Cisco enters videomeet mart

In its first foray into the videoconferencing market, Cisco Systems Inc. will announce two so-called telepresence systems that it said are capable of supporting conference-room-size areas.

Meanwhile, Pleasanton, Calif.-based Polycom Inc. will introduce a line of three high-definition videoconferencing systems designed to support telemedicine, education and other applications.

Polycom’s new HDX 9000 series ranges in price from US$13,999 to $19,999, plus $4,999 for an HD camera. Those costs are a fraction of the list pricing of $79,000 to $299,000 that Cisco has set for the TelePresence 1000 and TelePresence 3000, the two videoconferencing systems it is rolling out.

But Randy Harrell, director of TelePresence product marketing, said Cisco believes its technology will provide higher-quality performance than traditional room-based teleconferencing equipment does. Cisco claims that its video screen resolution is 1,080p in a progressive-scan format, about four times the quality of a standard interlaced TV and higher than the 720p resolution supported by Polycom’s new products.

Cisco built all of its videoconferencing components in-house, including an echo-canceling microphone, an HD camera, a plasma screen video display and a coder/decoder device that translates analog signals to digital ones and back again.

Harrell said it would cost about $250,000 to set up a conference room capable of handling virtual meetings for a dozen people.

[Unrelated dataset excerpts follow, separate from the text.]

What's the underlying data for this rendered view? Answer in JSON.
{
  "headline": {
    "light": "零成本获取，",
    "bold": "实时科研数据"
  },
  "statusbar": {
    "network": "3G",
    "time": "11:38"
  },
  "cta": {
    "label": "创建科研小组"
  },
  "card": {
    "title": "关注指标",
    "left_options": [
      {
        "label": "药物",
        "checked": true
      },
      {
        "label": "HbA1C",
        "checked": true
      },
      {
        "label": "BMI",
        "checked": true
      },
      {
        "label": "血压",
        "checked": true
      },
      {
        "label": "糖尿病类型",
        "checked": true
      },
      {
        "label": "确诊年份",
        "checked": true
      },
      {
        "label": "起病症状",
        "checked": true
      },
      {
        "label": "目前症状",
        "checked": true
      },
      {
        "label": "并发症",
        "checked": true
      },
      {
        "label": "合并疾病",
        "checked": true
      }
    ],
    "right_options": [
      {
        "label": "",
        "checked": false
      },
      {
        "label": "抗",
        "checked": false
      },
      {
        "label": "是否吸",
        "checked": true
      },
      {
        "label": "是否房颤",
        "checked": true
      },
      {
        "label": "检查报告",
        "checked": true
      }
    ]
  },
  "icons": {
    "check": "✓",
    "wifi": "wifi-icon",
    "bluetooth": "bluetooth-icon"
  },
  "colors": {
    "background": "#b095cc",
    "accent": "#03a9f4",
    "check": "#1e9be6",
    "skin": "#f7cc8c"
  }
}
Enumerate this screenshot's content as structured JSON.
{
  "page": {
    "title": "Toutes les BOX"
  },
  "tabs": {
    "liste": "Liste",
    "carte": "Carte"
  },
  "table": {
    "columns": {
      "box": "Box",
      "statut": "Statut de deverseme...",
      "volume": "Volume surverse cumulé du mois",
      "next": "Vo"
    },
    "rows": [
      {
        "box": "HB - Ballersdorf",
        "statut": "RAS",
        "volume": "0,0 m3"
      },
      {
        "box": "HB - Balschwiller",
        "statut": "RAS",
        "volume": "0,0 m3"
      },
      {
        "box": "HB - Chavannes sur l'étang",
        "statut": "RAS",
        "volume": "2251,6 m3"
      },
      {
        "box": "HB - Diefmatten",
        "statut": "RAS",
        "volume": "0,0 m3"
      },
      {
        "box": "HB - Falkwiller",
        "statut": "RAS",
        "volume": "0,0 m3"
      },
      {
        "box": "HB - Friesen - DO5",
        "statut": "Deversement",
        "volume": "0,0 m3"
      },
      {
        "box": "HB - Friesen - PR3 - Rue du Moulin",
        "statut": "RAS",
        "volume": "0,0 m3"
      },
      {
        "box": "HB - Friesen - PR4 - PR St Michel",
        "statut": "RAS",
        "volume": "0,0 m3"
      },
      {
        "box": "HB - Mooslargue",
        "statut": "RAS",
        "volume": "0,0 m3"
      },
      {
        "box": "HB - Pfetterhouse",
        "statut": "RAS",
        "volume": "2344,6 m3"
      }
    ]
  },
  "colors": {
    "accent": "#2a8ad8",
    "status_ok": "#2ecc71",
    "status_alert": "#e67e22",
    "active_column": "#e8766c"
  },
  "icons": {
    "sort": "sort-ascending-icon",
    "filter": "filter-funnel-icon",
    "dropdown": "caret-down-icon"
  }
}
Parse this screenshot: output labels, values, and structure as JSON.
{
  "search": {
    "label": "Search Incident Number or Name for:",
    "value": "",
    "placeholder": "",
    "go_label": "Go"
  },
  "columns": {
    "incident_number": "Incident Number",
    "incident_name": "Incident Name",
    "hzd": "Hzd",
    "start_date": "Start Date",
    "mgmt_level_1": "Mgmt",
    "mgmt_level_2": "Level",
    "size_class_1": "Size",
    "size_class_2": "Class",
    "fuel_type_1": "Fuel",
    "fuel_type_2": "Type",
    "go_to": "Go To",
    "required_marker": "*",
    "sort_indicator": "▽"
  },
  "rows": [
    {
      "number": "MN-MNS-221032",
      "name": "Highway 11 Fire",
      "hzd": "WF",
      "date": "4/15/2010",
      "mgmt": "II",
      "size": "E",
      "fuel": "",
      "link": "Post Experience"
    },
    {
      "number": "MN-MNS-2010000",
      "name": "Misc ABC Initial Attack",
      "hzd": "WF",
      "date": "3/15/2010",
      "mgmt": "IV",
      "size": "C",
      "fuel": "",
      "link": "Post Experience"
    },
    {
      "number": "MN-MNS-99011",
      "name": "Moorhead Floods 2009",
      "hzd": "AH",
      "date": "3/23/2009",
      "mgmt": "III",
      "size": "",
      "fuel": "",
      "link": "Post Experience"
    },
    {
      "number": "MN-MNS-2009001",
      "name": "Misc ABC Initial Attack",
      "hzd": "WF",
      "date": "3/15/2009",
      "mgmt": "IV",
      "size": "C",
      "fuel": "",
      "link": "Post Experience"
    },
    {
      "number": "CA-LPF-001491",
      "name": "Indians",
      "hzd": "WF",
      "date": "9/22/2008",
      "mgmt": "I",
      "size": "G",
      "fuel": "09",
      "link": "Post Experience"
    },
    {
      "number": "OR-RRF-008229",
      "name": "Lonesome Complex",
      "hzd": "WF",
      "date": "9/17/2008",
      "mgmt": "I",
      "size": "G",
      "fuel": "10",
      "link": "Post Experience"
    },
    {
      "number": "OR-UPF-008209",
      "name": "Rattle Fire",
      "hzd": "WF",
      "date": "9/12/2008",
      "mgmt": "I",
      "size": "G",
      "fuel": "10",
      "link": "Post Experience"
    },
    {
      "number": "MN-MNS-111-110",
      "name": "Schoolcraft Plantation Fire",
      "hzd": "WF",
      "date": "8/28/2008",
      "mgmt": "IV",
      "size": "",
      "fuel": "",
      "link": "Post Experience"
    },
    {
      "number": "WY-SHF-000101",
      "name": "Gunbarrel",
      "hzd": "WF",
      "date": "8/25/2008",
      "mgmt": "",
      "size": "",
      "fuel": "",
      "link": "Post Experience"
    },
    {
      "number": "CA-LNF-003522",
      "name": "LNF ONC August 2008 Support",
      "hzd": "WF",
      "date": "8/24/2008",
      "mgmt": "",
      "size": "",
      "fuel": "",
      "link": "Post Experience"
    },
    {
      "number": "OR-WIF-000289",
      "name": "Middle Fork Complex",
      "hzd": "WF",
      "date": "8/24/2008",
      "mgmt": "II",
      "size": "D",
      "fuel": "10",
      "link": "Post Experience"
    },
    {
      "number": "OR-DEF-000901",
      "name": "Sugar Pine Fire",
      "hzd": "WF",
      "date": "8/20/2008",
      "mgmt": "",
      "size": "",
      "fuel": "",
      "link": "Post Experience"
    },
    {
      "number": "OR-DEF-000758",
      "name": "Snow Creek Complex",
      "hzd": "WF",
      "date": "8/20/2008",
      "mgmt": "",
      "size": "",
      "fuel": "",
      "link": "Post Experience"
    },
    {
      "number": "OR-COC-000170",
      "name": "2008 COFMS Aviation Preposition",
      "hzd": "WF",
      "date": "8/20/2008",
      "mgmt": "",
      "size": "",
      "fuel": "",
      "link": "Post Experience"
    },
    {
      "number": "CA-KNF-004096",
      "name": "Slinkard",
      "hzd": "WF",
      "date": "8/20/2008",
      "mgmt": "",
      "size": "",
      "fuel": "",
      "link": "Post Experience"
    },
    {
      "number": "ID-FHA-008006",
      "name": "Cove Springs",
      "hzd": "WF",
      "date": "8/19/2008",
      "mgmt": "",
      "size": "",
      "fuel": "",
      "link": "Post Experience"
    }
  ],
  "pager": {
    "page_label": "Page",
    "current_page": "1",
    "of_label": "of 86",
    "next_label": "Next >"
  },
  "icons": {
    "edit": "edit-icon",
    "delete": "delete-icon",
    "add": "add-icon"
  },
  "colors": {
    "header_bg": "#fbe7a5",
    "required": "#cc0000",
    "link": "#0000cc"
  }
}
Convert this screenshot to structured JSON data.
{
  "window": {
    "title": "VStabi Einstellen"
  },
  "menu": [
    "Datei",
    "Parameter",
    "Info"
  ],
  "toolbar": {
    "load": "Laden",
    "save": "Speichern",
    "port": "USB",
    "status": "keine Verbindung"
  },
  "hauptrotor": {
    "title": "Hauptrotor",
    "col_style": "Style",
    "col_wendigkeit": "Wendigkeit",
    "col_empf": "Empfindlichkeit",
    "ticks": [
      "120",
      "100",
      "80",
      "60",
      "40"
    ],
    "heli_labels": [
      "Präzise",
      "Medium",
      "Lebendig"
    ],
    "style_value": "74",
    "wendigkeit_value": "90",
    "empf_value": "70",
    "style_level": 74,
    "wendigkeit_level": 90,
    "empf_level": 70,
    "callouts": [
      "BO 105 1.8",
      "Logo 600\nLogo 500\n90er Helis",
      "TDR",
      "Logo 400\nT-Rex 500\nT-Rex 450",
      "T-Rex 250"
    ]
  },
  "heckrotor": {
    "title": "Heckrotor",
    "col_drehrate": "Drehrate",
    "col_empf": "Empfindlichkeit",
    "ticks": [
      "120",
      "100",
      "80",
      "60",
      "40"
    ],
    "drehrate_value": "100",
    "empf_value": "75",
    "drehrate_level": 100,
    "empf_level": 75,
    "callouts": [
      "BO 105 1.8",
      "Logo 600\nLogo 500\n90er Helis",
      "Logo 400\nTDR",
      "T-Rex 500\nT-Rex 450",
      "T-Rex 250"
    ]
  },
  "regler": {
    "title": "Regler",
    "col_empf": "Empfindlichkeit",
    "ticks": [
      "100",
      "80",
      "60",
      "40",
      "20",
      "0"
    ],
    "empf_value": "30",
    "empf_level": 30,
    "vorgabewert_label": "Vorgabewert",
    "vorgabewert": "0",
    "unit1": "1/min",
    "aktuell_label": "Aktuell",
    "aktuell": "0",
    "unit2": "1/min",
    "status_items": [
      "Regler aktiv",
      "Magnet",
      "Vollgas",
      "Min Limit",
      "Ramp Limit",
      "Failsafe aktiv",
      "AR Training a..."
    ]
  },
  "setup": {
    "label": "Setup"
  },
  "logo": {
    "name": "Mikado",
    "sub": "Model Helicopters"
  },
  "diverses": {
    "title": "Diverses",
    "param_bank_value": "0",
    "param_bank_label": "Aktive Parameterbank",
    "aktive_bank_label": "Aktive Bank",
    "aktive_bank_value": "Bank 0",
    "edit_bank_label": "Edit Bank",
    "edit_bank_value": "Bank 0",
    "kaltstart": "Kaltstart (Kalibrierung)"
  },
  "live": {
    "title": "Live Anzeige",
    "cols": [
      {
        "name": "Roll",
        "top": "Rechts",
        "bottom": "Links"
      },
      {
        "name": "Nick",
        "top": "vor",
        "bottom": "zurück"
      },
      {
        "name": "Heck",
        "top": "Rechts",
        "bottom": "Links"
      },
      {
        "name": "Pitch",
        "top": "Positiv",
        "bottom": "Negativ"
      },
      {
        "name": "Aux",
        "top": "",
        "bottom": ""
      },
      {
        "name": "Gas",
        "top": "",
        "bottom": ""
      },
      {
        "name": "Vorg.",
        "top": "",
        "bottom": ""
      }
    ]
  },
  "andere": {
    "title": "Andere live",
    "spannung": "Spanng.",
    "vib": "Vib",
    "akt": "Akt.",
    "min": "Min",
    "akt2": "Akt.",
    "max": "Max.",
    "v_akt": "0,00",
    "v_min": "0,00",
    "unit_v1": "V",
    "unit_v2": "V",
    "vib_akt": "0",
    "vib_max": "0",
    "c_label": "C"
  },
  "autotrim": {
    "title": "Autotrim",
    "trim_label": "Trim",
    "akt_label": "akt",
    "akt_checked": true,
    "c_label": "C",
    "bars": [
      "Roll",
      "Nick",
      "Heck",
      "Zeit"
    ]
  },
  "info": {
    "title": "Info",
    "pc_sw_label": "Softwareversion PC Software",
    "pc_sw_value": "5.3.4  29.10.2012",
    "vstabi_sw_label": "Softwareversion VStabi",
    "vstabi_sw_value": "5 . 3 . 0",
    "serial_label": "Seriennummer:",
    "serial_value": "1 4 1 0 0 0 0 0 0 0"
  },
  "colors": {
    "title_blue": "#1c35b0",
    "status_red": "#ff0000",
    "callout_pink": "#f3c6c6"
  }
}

That price includes a three-display TelePresence 3000 system and a year of maintenance from Cisco.

Morgan Fisher, co-owner of Beth Melsky Satellite Casting in New York, has been running a beta-test version of a Polycom HDX 9000 for six weeks in conferencing studios in New York, Los Angeles, Miami and Chicago that advertising agencies and directors of television commercials use to cast actors.

Fisher said he is impressed by both the video and audio capabilities of the new technology. “I noticed a big difference with the HD,” he said. “It’s so much better than anything I’ve ever heard.”

Directors have told Fisher they can spot more subtle differences between actors with the HD system. “If you sit in a room and have a five-hour conversation but the lighting and acoustics are bad and you hear noise in the background, it taps the senses,” he said. “The same is true for videoconferencing if the screen and sound are not that crisp. Your brain tries to fill in the gaps, which can be very tiring.”

Zeus Kerravala, an analyst at Yankee Group Research Inc. in Boston, said he went into a demonstration of Cisco’s products “really skeptical but came out a changed man. This is the first videoconferencing system I’ve seen that has the opportunity to change the way people interact with one another.”

But Kerravala noted that Cisco’s systems are “relatively expensive” and require the use of a specialized room.

Cisco’s strategy is somewhat similar to Hewlett-Packard Co.’s Halo program, under which HP offers videoconferencing links from studios that it designed in partnership with movie maker DreamWorks Animation LLC.